Her overseas assignments include deployments to the Golan Heights between Syria and Israel and Bosnia-Herzegovina. She led a task force of engineers in Kandahar from 2009 to 2010, at the height of the Taliban insurgency in that volatile Afghanistan province.
Domestically, she led emergency response efforts when Canadian troops deployed to Quebec in 2019 to combat severe spring flooding, and later that same year was appointed commander of the NATO training mission in Iraq.
Eyre said in January that he would retire this summer after 40 years in the military. At the time, Downing Street congratulated him in a media statement and thanked him for his service.
Military faces recruiting and culture challenges
Carignan takes over the Canadian military at a difficult time.
The military is grappling with what an outside report by Louise Arbour, a former Supreme Court judge and one-time UN high commissioner for human rights, described as a “pernicious culture of sexual misconduct.” Nearly a dozen senior military officials have been accused of sexual misconduct or turning a blind eye to abhorrent behavior in recent years.
At the same time, the military is facing a recruitment “death spiral” as Defence Secretary Bill Blair has acknowledged.
Earlier this year, CBC News reported that currently only 58 per cent of the Canadian Armed Forces (CAF) is available to respond to requests from NATO allies in a crisis, and nearly half of the military’s equipment is “unavailable and unusable.”
Meanwhile, Canada is under renewed pressure from allies and critics at home to come up with a concrete plan for meeting its defense-spending commitments as a NATO member state. Canada is the only one of NATO’s 32 member states that has not publicly committed to spending at least 2 percent of its gross domestic product on its military by the end of the century.
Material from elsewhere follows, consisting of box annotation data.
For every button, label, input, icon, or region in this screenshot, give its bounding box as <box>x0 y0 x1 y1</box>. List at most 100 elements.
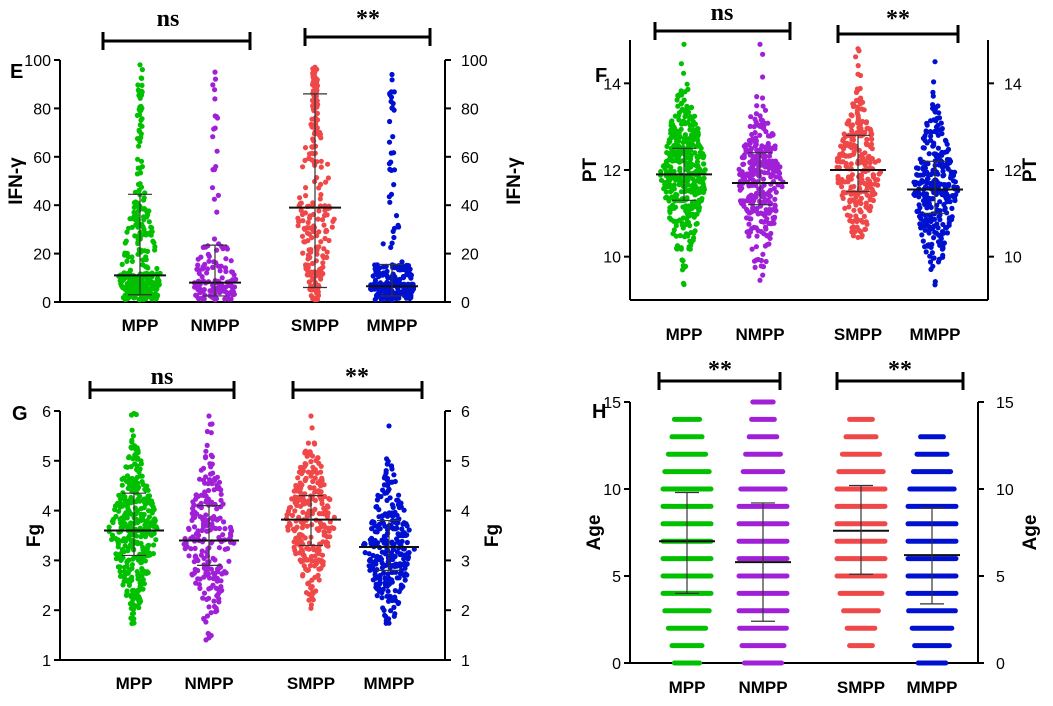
data-point <box>764 233 770 239</box>
data-point <box>763 218 769 224</box>
panel-label: F <box>595 65 607 87</box>
data-point <box>930 102 936 108</box>
data-point <box>297 557 303 563</box>
data-point <box>119 482 125 488</box>
data-point <box>318 181 324 187</box>
data-point <box>858 177 865 184</box>
data-point <box>305 272 311 278</box>
data-point <box>129 599 135 605</box>
data-point <box>386 423 392 429</box>
data-point <box>387 166 393 172</box>
data-point <box>396 600 402 606</box>
data-point <box>212 76 219 82</box>
category-label: SMPP <box>837 678 885 697</box>
data-point <box>384 497 390 503</box>
data-point <box>214 608 220 614</box>
data-point <box>939 126 945 132</box>
data-point <box>930 211 936 217</box>
data-point <box>747 172 753 178</box>
data-point <box>210 582 216 588</box>
data-point <box>389 77 395 83</box>
data-point <box>132 233 138 239</box>
data-point <box>143 254 149 260</box>
data-point <box>388 98 394 105</box>
data-point <box>374 593 380 599</box>
data-point <box>308 605 314 611</box>
left-tick-label: 0 <box>42 295 51 312</box>
data-point <box>926 201 933 207</box>
data-point <box>222 526 228 532</box>
data-point <box>373 560 379 567</box>
category-label: MMPP <box>910 325 961 344</box>
data-point <box>855 104 861 110</box>
data-point <box>228 296 234 302</box>
data-point <box>314 251 320 257</box>
data-point <box>214 115 221 121</box>
data-point <box>224 246 230 252</box>
data-point <box>324 503 330 509</box>
data-point <box>380 270 386 276</box>
data-point <box>146 231 152 237</box>
data-point <box>141 226 147 232</box>
data-point <box>137 95 143 101</box>
data-point <box>692 113 698 119</box>
data-point <box>191 524 198 530</box>
data-point <box>936 110 942 116</box>
data-point <box>749 246 755 252</box>
data-point <box>684 155 690 161</box>
data-point <box>924 120 930 126</box>
group-SMPP: SMPP <box>833 416 889 697</box>
data-point <box>222 546 228 552</box>
right-tick-label: 14 <box>1004 76 1022 93</box>
data-point <box>399 526 405 532</box>
data-point <box>392 478 398 485</box>
right-tick-label: 5 <box>996 569 1005 586</box>
data-point <box>298 532 304 538</box>
data-point <box>301 557 307 563</box>
data-point <box>124 258 130 264</box>
data-point <box>310 88 316 94</box>
data-point <box>117 564 123 570</box>
data-point <box>672 152 679 159</box>
data-point <box>133 511 139 517</box>
data-point <box>404 523 410 529</box>
significance-label: ** <box>356 6 380 32</box>
data-point <box>197 476 203 482</box>
data-point <box>866 178 873 185</box>
data-point <box>195 557 201 564</box>
data-point <box>940 221 946 228</box>
data-point <box>295 215 301 221</box>
data-point <box>702 167 708 173</box>
data-point <box>389 502 395 508</box>
category-label: MPP <box>122 316 159 335</box>
data-point <box>228 533 234 539</box>
data-point <box>398 582 404 588</box>
left-tick-label: 10 <box>603 250 621 267</box>
data-point <box>681 70 687 76</box>
data-point <box>378 294 385 300</box>
data-point <box>676 182 682 188</box>
data-point <box>394 575 400 581</box>
data-point <box>197 576 203 582</box>
data-point <box>293 538 300 544</box>
data-point <box>855 63 861 69</box>
data-point <box>863 204 869 210</box>
data-point <box>300 250 306 256</box>
data-point <box>676 112 682 118</box>
data-point <box>939 246 946 252</box>
data-point <box>745 208 751 214</box>
data-point <box>186 553 192 559</box>
data-point <box>200 595 206 601</box>
data-point <box>218 504 224 510</box>
data-point <box>292 494 298 500</box>
data-point <box>845 175 852 181</box>
data-point <box>393 213 400 219</box>
data-point <box>839 184 845 190</box>
data-point <box>933 129 939 135</box>
data-point <box>139 164 145 170</box>
data-point <box>912 190 918 196</box>
data-point <box>203 570 209 577</box>
data-point <box>143 264 149 270</box>
data-point <box>754 103 760 109</box>
data-point <box>302 461 308 467</box>
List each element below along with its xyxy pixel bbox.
But in June, Finance Committee chair Anita Anand argued that it was pointless to pump huge amounts of money into the defence ministry until it had the capacity to spend the money given to it.
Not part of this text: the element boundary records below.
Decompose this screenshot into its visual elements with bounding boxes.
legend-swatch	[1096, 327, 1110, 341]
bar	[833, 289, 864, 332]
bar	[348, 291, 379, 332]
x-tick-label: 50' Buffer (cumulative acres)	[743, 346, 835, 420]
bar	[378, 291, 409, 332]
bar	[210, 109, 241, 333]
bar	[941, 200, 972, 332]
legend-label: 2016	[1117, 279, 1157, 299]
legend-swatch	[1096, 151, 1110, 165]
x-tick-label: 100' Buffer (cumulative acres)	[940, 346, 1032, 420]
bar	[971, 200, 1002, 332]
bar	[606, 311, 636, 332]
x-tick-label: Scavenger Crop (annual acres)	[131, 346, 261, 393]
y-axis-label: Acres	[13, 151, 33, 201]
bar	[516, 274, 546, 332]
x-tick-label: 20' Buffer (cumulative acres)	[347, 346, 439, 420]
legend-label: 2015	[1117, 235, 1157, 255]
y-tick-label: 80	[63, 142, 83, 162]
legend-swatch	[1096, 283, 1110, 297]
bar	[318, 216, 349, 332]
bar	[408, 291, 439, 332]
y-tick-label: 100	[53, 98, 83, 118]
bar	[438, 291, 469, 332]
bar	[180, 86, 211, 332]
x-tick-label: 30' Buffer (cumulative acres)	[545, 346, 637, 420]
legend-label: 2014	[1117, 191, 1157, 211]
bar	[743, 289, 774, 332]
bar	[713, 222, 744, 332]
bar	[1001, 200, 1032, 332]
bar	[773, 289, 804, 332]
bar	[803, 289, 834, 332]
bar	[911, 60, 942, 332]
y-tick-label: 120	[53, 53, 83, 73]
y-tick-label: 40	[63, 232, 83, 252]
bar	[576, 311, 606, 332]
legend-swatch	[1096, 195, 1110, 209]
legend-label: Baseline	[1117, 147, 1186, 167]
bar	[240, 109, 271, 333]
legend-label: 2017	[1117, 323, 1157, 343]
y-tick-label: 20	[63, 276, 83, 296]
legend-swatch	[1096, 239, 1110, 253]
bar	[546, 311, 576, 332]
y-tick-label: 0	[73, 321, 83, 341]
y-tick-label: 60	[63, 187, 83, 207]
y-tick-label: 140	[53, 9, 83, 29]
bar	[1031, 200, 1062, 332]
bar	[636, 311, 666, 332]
The Liberal government released its latest defence policy in the spring, pledging to increase defence spending by billions of dollars, but Canada’s military spending is expected to reach just 1.76 per cent of GDP by the end of the decade.
CBC News: The House9:14A Canadian general’s combat diary from Iraq
As head of NATO’s training mission in Iraq, Maj. Gen. Jenny Carignan has had a front row seat to some of the most extraordinary and dangerous moments on the international stage in 2020. What was it like for her trying to hold together NATO’s mission while facing possible war with Iran, possible expulsion from Iraq and a global pandemic? CBC’s Murray Brewster spoke with her about some key moments and shared a glimpse into her combat diary.